ValueError: invalid literal for int() with base 10: urllib

I am not a python guru I am just writing a code to check my api authentication and URL access status. I just want to assure that my api and domain url is accessible to users.
For the above reason I am writing a python script which can check and a cron can send an alert to me.
Here is my Code:
def check(argv):
# I'm going to use argpase.It makes
# command-line args a breeze.
parser = argparse.ArgumentParser()
parser.add_argument('-H', '--hostname', dest='hostname', required=True)
parser.add_argument('-a', '--auth_id', dest='authenticationid')
parser.add_argument('-t', '--auth_token', dest='authenticationtoken')
parser.add_argument('-r', '--dest_url', dest='dest_url',help="""Path to report relative to root, like /v1/ OR /""", required=True)
parser.add_argument("-q", "--quiet", action="store_false", dest="verbose", default=True,
help="don't print status messages to stdout")
args = vars(parser.parse_args())
if args['authenticationid'] and args['authenticationtoken'] and not len(sys.argv) == 7:
authurl = urllib.request.Request('https://{%s}:{%s}#%s%s/%s/' %(args['authenticationid'],args['authenticationtoken'],args['hostname'], args['dest_url'],args['authenticationid']))

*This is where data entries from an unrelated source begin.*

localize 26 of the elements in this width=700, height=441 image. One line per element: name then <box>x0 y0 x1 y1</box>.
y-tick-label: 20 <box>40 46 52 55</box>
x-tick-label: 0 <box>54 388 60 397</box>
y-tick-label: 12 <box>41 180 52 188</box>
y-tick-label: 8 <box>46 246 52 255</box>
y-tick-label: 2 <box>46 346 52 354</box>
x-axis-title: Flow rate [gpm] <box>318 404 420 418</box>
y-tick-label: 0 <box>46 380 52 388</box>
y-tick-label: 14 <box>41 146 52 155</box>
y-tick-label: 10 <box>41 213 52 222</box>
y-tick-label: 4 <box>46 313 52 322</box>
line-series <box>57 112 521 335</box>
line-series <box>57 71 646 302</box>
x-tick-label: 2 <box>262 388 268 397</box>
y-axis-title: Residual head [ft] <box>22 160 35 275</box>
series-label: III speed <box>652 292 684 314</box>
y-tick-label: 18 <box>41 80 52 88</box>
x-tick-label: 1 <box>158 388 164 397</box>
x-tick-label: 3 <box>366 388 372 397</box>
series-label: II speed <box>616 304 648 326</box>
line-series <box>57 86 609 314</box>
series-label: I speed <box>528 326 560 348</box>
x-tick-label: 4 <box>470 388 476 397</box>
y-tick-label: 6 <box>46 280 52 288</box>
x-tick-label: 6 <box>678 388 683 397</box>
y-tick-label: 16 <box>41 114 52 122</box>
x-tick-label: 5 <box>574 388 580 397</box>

return (getAuthResponseCode(authurl))
url = urllib.request.Request("https://%s%s" %(args['hostname'], args['dest_url']))
def getResponseCode(url):
conn = urllib.request.urlopen(url,timeout=10)
code = conn.getcode()
return (status['OK'], code)
except timeout:
return (status['WARNING'], logging.error('socket timed out - URL %s', url))
except urllib.error.URLError as e:
return (status['CRITICAL'], e.reason)
return (status['UNKNOWN'])
def getAuthResponseCode(authurl):
authconn = urllib.request.urlopen(authurl, timeout=10)

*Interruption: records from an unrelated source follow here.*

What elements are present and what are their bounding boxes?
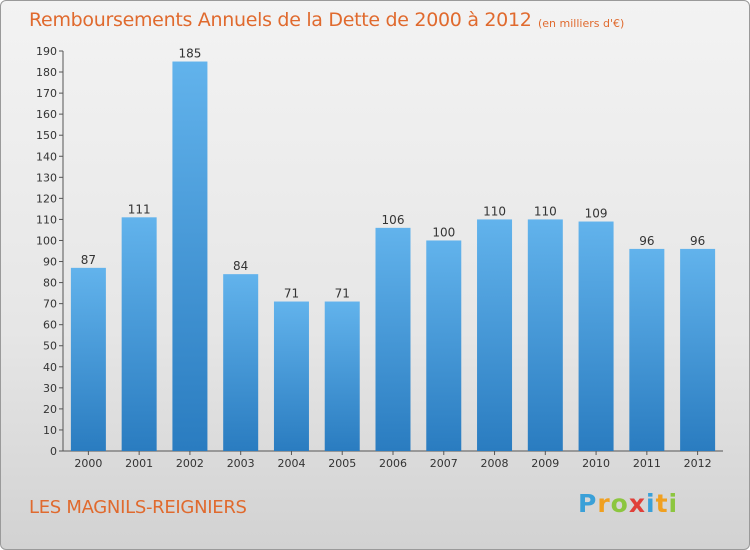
x-tick-label: 2010 [582,457,610,470]
bar-value-label: 109 [585,207,608,221]
y-tick-label: 20 [43,403,57,416]
chart-unit-label: (en milliers d'€) [538,17,625,30]
bar-2012 [680,248,716,451]
y-tick-label: 0 [50,445,57,458]
y-tick-label: 180 [36,66,57,79]
logo-letter: r [597,489,611,518]
y-tick-label: 90 [43,256,57,269]
bar-2008 [477,219,513,451]
x-tick-label: 2008 [481,457,509,470]
bar-2001 [121,217,157,451]
x-tick-label: 2009 [531,457,559,470]
logo-letter: t [655,489,669,518]
bar-2003 [223,274,259,451]
x-tick-label: 2005 [328,457,356,470]
bar-2007 [426,240,462,451]
y-tick-label: 70 [43,298,57,311]
y-tick-label: 100 [36,234,57,247]
bar-value-label: 110 [534,204,557,218]
logo-letter: i [646,489,656,518]
bar-2011 [629,248,665,451]
y-tick-label: 60 [43,319,57,332]
y-tick-label: 150 [36,129,57,142]
bar-value-label: 110 [483,204,506,218]
bar-value-label: 96 [639,234,654,248]
bar-2006 [375,227,411,451]
logo-letter: x [628,489,646,518]
bar-value-label: 71 [335,287,350,301]
logo-letter: P [578,489,598,518]
y-tick-label: 110 [36,213,57,226]
y-tick-label: 30 [43,382,57,395]
y-tick-label: 170 [36,87,57,100]
bar-value-label: 96 [690,234,705,248]
bar-value-label: 100 [432,225,455,239]
y-tick-label: 50 [43,340,57,353]
y-tick-label: 120 [36,192,57,205]
y-tick-label: 130 [36,171,57,184]
x-tick-label: 2002 [176,457,204,470]
x-tick-label: 2007 [430,457,458,470]
x-tick-label: 2006 [379,457,407,470]
bar-value-label: 87 [81,253,96,267]
x-tick-label: 2000 [74,457,102,470]
chart-title: Remboursements Annuels de la Dette de 20… [29,9,532,31]
bar-value-label: 71 [284,287,299,301]
x-tick-label: 2011 [633,457,661,470]
y-tick-label: 140 [36,150,57,163]
commune-name: LES MAGNILS-REIGNIERS [29,497,247,518]
x-tick-label: 2001 [125,457,153,470]
x-tick-label: 2012 [684,457,712,470]
bar-value-label: 106 [382,213,405,227]
proxiti-logo: Proxiti [578,489,678,518]
bar-2002 [172,61,208,452]
bar-value-label: 185 [178,47,201,61]
logo-letter: o [610,489,629,518]
bar-value-label: 84 [233,259,248,273]
y-tick-label: 160 [36,108,57,121]
x-tick-label: 2004 [277,457,305,470]
x-tick-label: 2003 [227,457,255,470]
bar-2005 [324,301,360,451]
bar-value-label: 111 [128,202,151,216]
y-tick-label: 10 [43,424,57,437]
bar-2004 [273,301,309,451]
y-tick-label: 190 [36,45,57,58]
y-tick-label: 80 [43,277,57,290]
bar-2009 [527,219,563,451]
bar-2000 [70,267,106,451]
y-tick-label: 40 [43,361,57,374]
logo-letter: i [668,489,679,518]
bar-2010 [578,221,614,451]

authcode = authconn.getcode()
return (status['OK'], authcode)
except timeout:
return (status['WARNING'], logging.error('socket timed out - URL %s'))
except urllib.error.URLError as err:
return (status['CRITICAL'], err.reason)
return (status['UNKNOWN'])
ERROR Message:
G:\Python>python check_http.py -H api.mydomain.com -r /API/Function/ -a 'MAMZMZZGVLMG
Traceback (most recent call last):
File "C:\Python33\lib\http\client.py", line 770, in _set_hostport
port = int(host[i+1:])
ValueError: invalid literal for int() with base 10: "{'DafniisfnsifnsifsbANBBDSDNBISDExODZlODAw
During handling of the above exception, another exception occurred:
Traceback (most recent call last):
File "check_http.py", line 76, in <module>
print (check(sys.argv[1:]))
File "check_http.py", line 41, in check
return (getAuthResponseCode(authurl))
File "check_http.py", line 61, in getAuthResponseCode
authconn = urllib.request.urlopen(authurl, timeout=10)

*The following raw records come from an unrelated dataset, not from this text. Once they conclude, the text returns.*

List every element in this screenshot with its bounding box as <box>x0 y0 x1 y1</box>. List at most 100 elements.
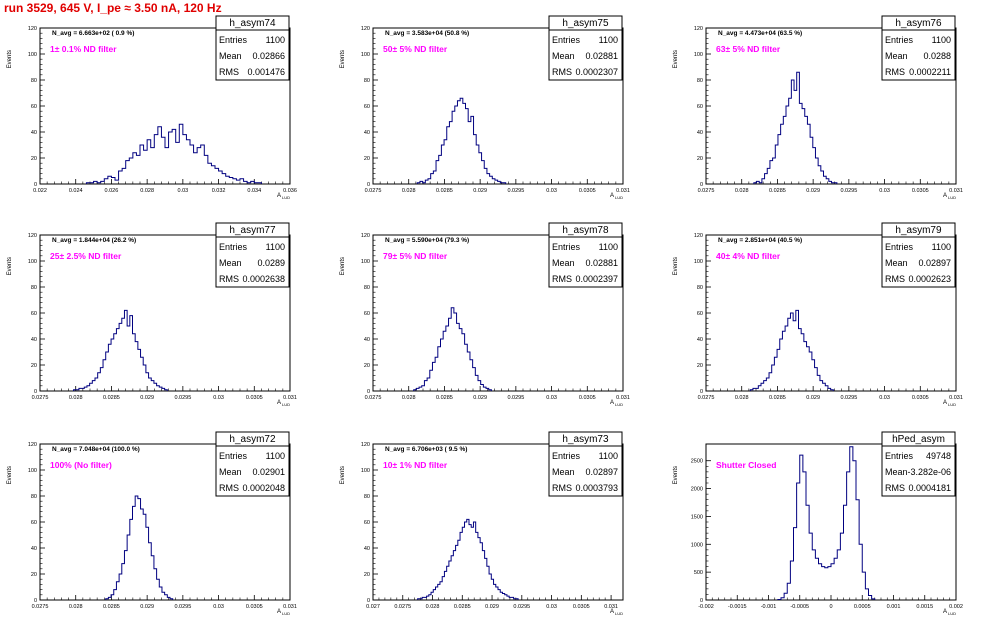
stats-label: RMS <box>219 67 239 77</box>
x-tick-label: 0.031 <box>283 395 297 401</box>
histogram-series <box>416 97 507 184</box>
x-tick-label: 0.0285 <box>436 188 453 194</box>
y-tick-label: 80 <box>697 78 703 84</box>
stats-label: Mean <box>552 258 575 268</box>
stats-value: 0.0002638 <box>242 274 285 284</box>
stats-value: 1100 <box>266 35 285 45</box>
x-axis-label-sub: LUD <box>948 195 956 200</box>
x-axis-label-sub: LUD <box>948 402 956 407</box>
x-tick-label: -0.001 <box>761 604 777 610</box>
filter-label: 1± 0.1% ND filter <box>50 44 117 54</box>
stats-label: Mean <box>885 258 908 268</box>
x-tick-label: 0.028 <box>735 188 749 194</box>
y-tick-label: 60 <box>31 520 37 526</box>
stats-value: 0.0002307 <box>575 67 618 77</box>
stats-label: Entries <box>552 451 581 461</box>
y-tick-label: 0 <box>367 598 370 604</box>
histogram-series <box>749 309 834 391</box>
stats-label: Entries <box>885 242 914 252</box>
histogram-panel-h_asym75: Events A LUD 0.0275 0.028 0.0285 0.029 0.0295 0.… <box>340 15 630 200</box>
stats-label: RMS <box>552 67 572 77</box>
x-tick-label: 0.031 <box>604 604 618 610</box>
y-tick-label: 20 <box>364 156 370 162</box>
y-tick-label: 20 <box>31 363 37 369</box>
navg-label: N_avg = 4.473e+04 (63.5 %) <box>718 30 802 37</box>
y-tick-label: 60 <box>31 311 37 317</box>
y-tick-label: 120 <box>28 26 37 32</box>
histogram-name: h_asym78 <box>562 225 609 236</box>
y-tick-label: 100 <box>28 259 37 265</box>
y-tick-label: 120 <box>361 442 370 448</box>
x-tick-label: 0 <box>829 604 832 610</box>
y-tick-label: 120 <box>694 26 703 32</box>
navg-label: N_avg = 2.851e+04 (40.5 %) <box>718 237 802 244</box>
y-tick-label: 40 <box>697 130 703 136</box>
histogram-panel-h_asym78: Events A LUD 0.0275 0.028 0.0285 0.029 0.0295 0.… <box>340 222 630 407</box>
x-tick-label: 0.03 <box>879 395 890 401</box>
x-axis-label: A <box>610 609 614 615</box>
x-tick-label: 0.031 <box>616 188 630 194</box>
stats-label: RMS <box>885 483 905 493</box>
y-tick-label: 100 <box>28 468 37 474</box>
histogram-panel-hPed_asym: Events A LUD -0.002 -0.0015 -0.001 -0.0005 0 0.0… <box>673 431 963 616</box>
y-tick-label: 20 <box>364 572 370 578</box>
stats-box <box>548 222 623 288</box>
x-axis-label-sub: LUD <box>282 195 290 200</box>
stats-label: Mean <box>552 467 575 477</box>
x-tick-label: 0.0295 <box>174 604 191 610</box>
x-tick-label: 0.0295 <box>174 395 191 401</box>
x-tick-label: 0.029 <box>140 604 154 610</box>
x-tick-label: 0.0275 <box>698 395 715 401</box>
x-tick-label: 0.031 <box>616 395 630 401</box>
y-tick-label: 120 <box>28 233 37 239</box>
x-tick-label: 0.028 <box>735 395 749 401</box>
y-tick-label: 100 <box>694 52 703 58</box>
stats-value: 1100 <box>932 35 951 45</box>
x-tick-label: 0.0295 <box>840 395 857 401</box>
filter-label: 50± 5% ND filter <box>383 44 448 54</box>
x-tick-label: 0.0275 <box>365 395 382 401</box>
x-tick-label: 0.03 <box>546 395 557 401</box>
stats-value: 0.0002623 <box>908 274 951 284</box>
x-tick-label: 0.03 <box>177 188 188 194</box>
histogram-series <box>753 71 838 184</box>
x-tick-label: 0.0015 <box>916 604 933 610</box>
stats-label: Entries <box>219 242 248 252</box>
y-axis-label: Events <box>673 466 679 484</box>
y-tick-label: 0 <box>700 598 703 604</box>
y-tick-label: 0 <box>34 182 37 188</box>
y-tick-label: 80 <box>31 285 37 291</box>
x-tick-label: 0.0275 <box>365 188 382 194</box>
x-tick-label: 0.0305 <box>246 604 263 610</box>
navg-label: N_avg = 3.583e+04 (50.8 %) <box>385 30 469 37</box>
stats-label: Entries <box>552 242 581 252</box>
y-tick-label: 100 <box>694 259 703 265</box>
x-axis-label-sub: LUD <box>615 611 623 616</box>
histogram-panel-h_asym79: Events A LUD 0.0275 0.028 0.0285 0.029 0.0295 0.… <box>673 222 963 407</box>
y-tick-label: 40 <box>364 546 370 552</box>
stats-value: 0.02866 <box>252 51 285 61</box>
stats-value: 0.02881 <box>585 258 618 268</box>
x-tick-label: 0.0275 <box>698 188 715 194</box>
x-tick-label: 0.03 <box>213 395 224 401</box>
stats-box <box>548 15 623 81</box>
stats-value: 0.0288 <box>923 51 951 61</box>
histogram-panel-h_asym77: Events A LUD 0.0275 0.028 0.0285 0.029 0.0295 0.… <box>7 222 297 407</box>
x-tick-label: 0.0285 <box>436 395 453 401</box>
stats-label: Mean <box>552 51 575 61</box>
stats-label: Mean <box>219 467 242 477</box>
histogram-name: h_asym76 <box>895 18 942 29</box>
histogram-name: h_asym72 <box>229 434 276 445</box>
x-tick-label: 0.0295 <box>507 395 524 401</box>
y-tick-label: 80 <box>364 494 370 500</box>
x-tick-label: 0.0285 <box>103 604 120 610</box>
x-tick-label: 0.026 <box>105 188 119 194</box>
filter-label: 40± 4% ND filter <box>716 251 781 261</box>
histogram-series <box>105 495 174 600</box>
y-tick-label: 1500 <box>691 514 703 520</box>
stats-label: Entries <box>219 451 248 461</box>
x-tick-label: 0.028 <box>402 395 416 401</box>
stats-box <box>215 222 290 288</box>
y-tick-label: 2500 <box>691 459 703 465</box>
x-tick-label: 0.0285 <box>454 604 471 610</box>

File "C:\Python33\lib\urllib\request.py", line 156, in urlopen
return opener.open(url, data, timeout)
File "C:\Python33\lib\urllib\request.py", line 469, in open
response = self._open(req, data)
File "C:\Python33\lib\urllib\request.py", line 487, in _open
'_open', req)
File "C:\Python33\lib\urllib\request.py", line 447, in _call_chain
result = func(*args)
File "C:\Python33\lib\urllib\request.py", line 1283, in https_open
context=self._context, check_hostname=self._check_hostname)
File "C:\Python33\lib\urllib\request.py", line 1219, in do_open
h = http_class(host, timeout=req.timeout, **http_conn_args)
File "C:\Python33\lib\http\client.py", line 1172, in __init__
File "C:\Python33\lib\http\client.py", line 749, in __init__
self._set_hostport(host, port)
File "C:\Python33\lib\http\client.py", line 775, in _set_hostport
raise InvalidURL("nonnumeric port: '%s'" % host[i+1:])
http.client.InvalidURL: nonnumeric port: '{'DafniisfnsifnsifsbANBBDSDNBISDExODZlODAw
I know this is not write my code forum but I am helpless and looking for some help.If some one can tell where exactly I went wrong so that I can fix it.
I am using python3.
You're passing ʹhttps://user:pass#whateverʹ as the url.
Python doesn't understand you're trying to authenticate, and thinks you're passing ʹhttps://domain:port...ʹ
To do basic auth with urllib, you need to use a urllib.request.HTTPBasicAuthHandler
Sorry I'm not posting links and/or example code, but I'm typing this on my phone, and it makes those a pain.